On Thurdsay, he told Philadelphia’s Talk Radio 1210 WPHT something similar after he had finally watched the clip.

“I have had a chance to see the clip now and so, as we get complaints, and we’ve gotten a number of them, we are going to take the facts that we find and we are going to apply the law as it’s been set out by the Supreme Court and other courts and we’ll take the appropriate action,” Pai said.

“We have received a number of complaints, as I said, and we’ll follow the standard operating procedures, as we always do, and make sure we evaluate what the facts are and apply the law fairly and fully,” he said later, adding that the most common penalty would be a fine.

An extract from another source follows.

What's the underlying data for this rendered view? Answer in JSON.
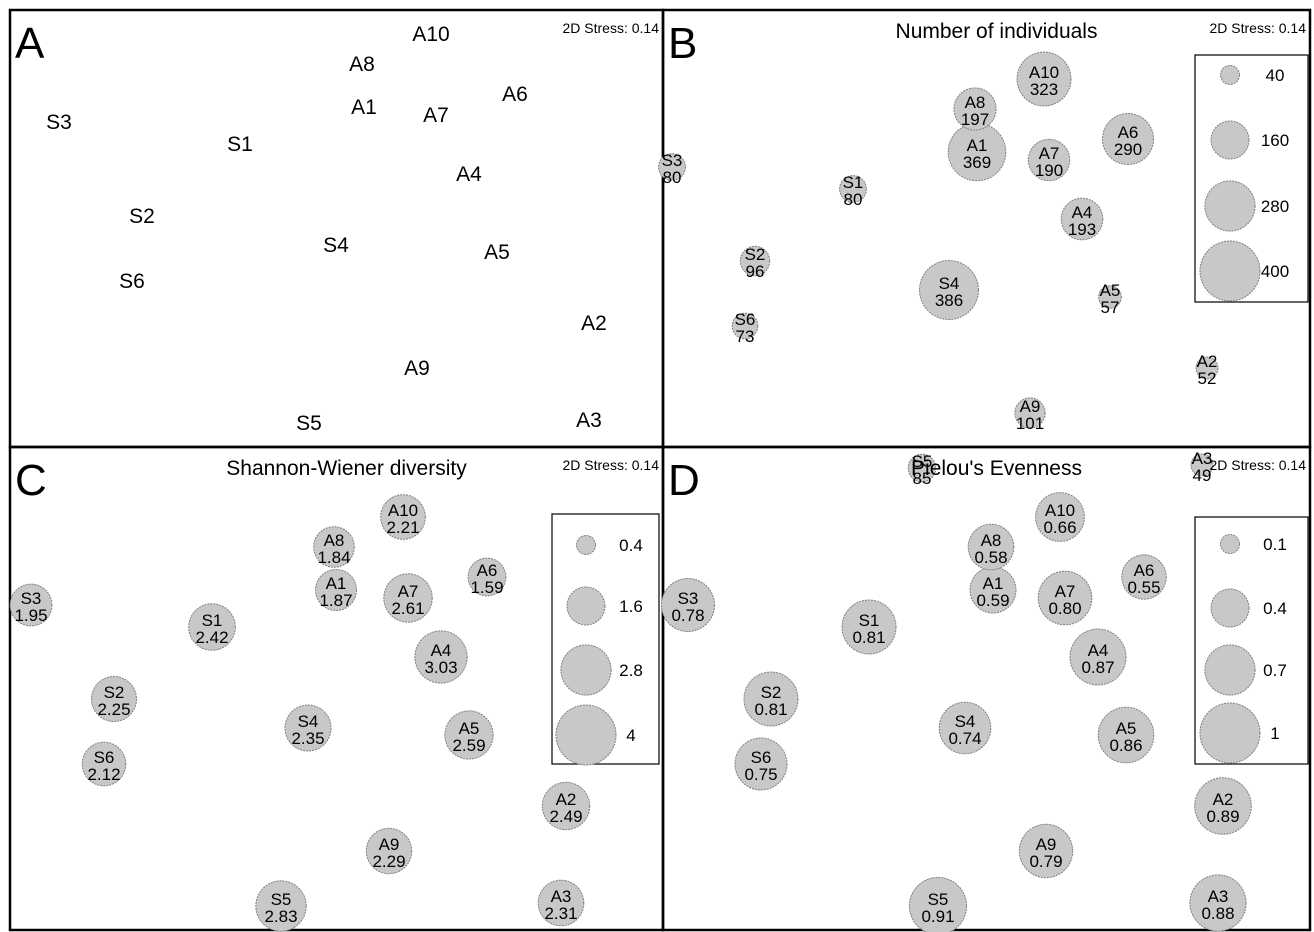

Some critics of Trump seized on Pai’s comments as a sign that he was preparing to crack down on political speech, even though it is standard for the FCC to look into all the complaints it receives.

“Pai’s remarks are just the latest in a series of statements by the current administration indicating a willful disregard of the First Amendment,” said Howard Rodman and Michael Winship, presidents of the west and east chapters of the Writers Guild of America.

But it’s unlikely that the agency will take action against Colbert. Programming after 10 p.m. is subject to more lenient rules governing what can be aired.

The FCC will likely be examining Colbert’s joke to determine whether it qualifies as “obscene.”

According to the FCC’s website, for material to qualify as obscene, it must “appeal to an average person’s prurient interest; depict or describe sexual conduct in a ‘patently offensive’ way; and, taken as a whole, lack serious literary, artistic, political or scientific value.”

Andrew Jay Schwartzman, a communications and technology law professor at Georgetown who has been critical of Pai, called the joke a “non-story.”

“What Colbert said, even if run unbleeped, probably wouldn’t even meet the test for indecency that applies before 10 pm,” Schwartzman wrote in an email. “There is ZERO chance this could meet the obscenity test, which would require extended depiction of actual sex acts.”

The last time the FCC levied a fine for inappropriate material was in 2015, when it hit a Virginia television station for $325,000 for briefly showing an indecent image from a pornographic website.

 

And in 2012, the Supreme Court threw out earlier fines the FCC had imposed on Fox and ABC for indecent material, but the court did not rule on the agency’s authority to police television content.